Nonetheless, Caravaggio’s style was greatly admired and copied (and sometimes still is) by other artists including two of my favorites, Artemisia Gentileschi and Diego Velazquez.  Artemisia’s Self Portrait as the Allegory of Painting isn’t the most dramatic painting of this era but it does show how Artemisia seems totally unafraid of the truth of her appearance.  She depicts herself, in her middle thirties at this point, as a heavy, somewhat plain though richly dressed woman that might be passed in the street on any day without comment.  Her other works also show a realistic approach, possessing true Baroque drama and yet seeming non-idealized in the sense that the characters in the narrative of the painting seem to be displaying real, natural reactions to their story.  If I were to be tasked with depriving Holofernes of his head I might do it with about the same methods and emotions as Judith in the painting.  Her female perspective of life makes her work easy for me to identify with even from my vantage of several hundred years later.
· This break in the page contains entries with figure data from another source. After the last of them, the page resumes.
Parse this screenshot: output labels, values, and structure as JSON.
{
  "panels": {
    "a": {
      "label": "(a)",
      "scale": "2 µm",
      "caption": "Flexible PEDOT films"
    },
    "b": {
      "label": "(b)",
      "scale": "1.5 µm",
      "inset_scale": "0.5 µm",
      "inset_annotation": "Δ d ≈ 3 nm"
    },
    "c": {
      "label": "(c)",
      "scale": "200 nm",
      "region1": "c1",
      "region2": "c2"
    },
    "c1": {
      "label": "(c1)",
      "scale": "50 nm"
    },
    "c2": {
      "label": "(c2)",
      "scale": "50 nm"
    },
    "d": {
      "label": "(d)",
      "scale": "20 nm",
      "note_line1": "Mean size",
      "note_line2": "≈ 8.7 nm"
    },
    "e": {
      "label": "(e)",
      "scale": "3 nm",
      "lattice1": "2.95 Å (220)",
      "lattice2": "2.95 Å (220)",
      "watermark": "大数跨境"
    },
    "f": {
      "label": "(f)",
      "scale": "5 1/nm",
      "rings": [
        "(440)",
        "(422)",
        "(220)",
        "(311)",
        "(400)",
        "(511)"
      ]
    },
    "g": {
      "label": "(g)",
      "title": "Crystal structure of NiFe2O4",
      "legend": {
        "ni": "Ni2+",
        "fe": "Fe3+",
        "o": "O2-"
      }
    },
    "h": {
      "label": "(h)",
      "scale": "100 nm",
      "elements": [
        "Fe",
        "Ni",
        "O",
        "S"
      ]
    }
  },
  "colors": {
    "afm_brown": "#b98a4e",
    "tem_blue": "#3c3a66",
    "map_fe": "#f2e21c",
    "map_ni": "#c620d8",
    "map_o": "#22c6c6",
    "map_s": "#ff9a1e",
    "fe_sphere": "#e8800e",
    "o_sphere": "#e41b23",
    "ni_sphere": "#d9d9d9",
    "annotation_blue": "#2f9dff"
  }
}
I think that some of the most enjoyable works of Diego Velazquez were done early in his career.  He painted common people going about their daily lives in the Caravaggesque style such as the work Water Carrier of Seville.  Maybe these lives didn’t contain much drama in reality but it’s provided with his style of lighting and possible iconographic or allegorical meanings.  His fascination with surface textures render the glass and jugs of the water carrier as more real than the figures of the boy, man in the background or the water carrier himself.  He was probably Catholic but didn’t emphasize religious art which also appeals to me.  As a fairly long-lived and prolific artist Velazquez painted many types of subjects from patriotic (The Surrender at Breda [The Lances]) to portraiture to mass portraiture and including himself in Las Meninas (The Maids of Honor).  This painting is so multi-layered.  It seems at first to be a portrait of the princess- and indeed much of the light centers on her- but her maids, parents, pets and portraitist are all included.  Velazquez upholds the time-honored tradition of the artist showing him or herself as an equal member of the court circle by putting himself in a portrait with the noble class.  One other interesting element of the painting is the giant space of the rich, dark background.  The well-lit figures in the foreground dominate the work and don’t seem lost in it and yet the occasional details that emerge from the background space add mystery and drama to the piece in typical Baroque style.  As the Spanish court portraitist Velazquez was kept busy with projects involving the royal family but also found time to travel and illustrate mythological subjects like the Tapestry Weavers, or the Tale of Arachne (which I did a paper on for another class).  He seemed to like to return to his roots of painting common people whenever he could though they were likely to be placed in a much grander setting in his later works.


1 comment:

  1. I love these painters too, and I also agree that Valasquez's earlier career is more interesting. I love pictures of the commoners, and he depicts people with such depth of personality and such drama, as you say. Gentilleschi is also amazing, and I've wondered why she's not more well known in art history for being such a brilliant painter. These two were probably two of my favorites too.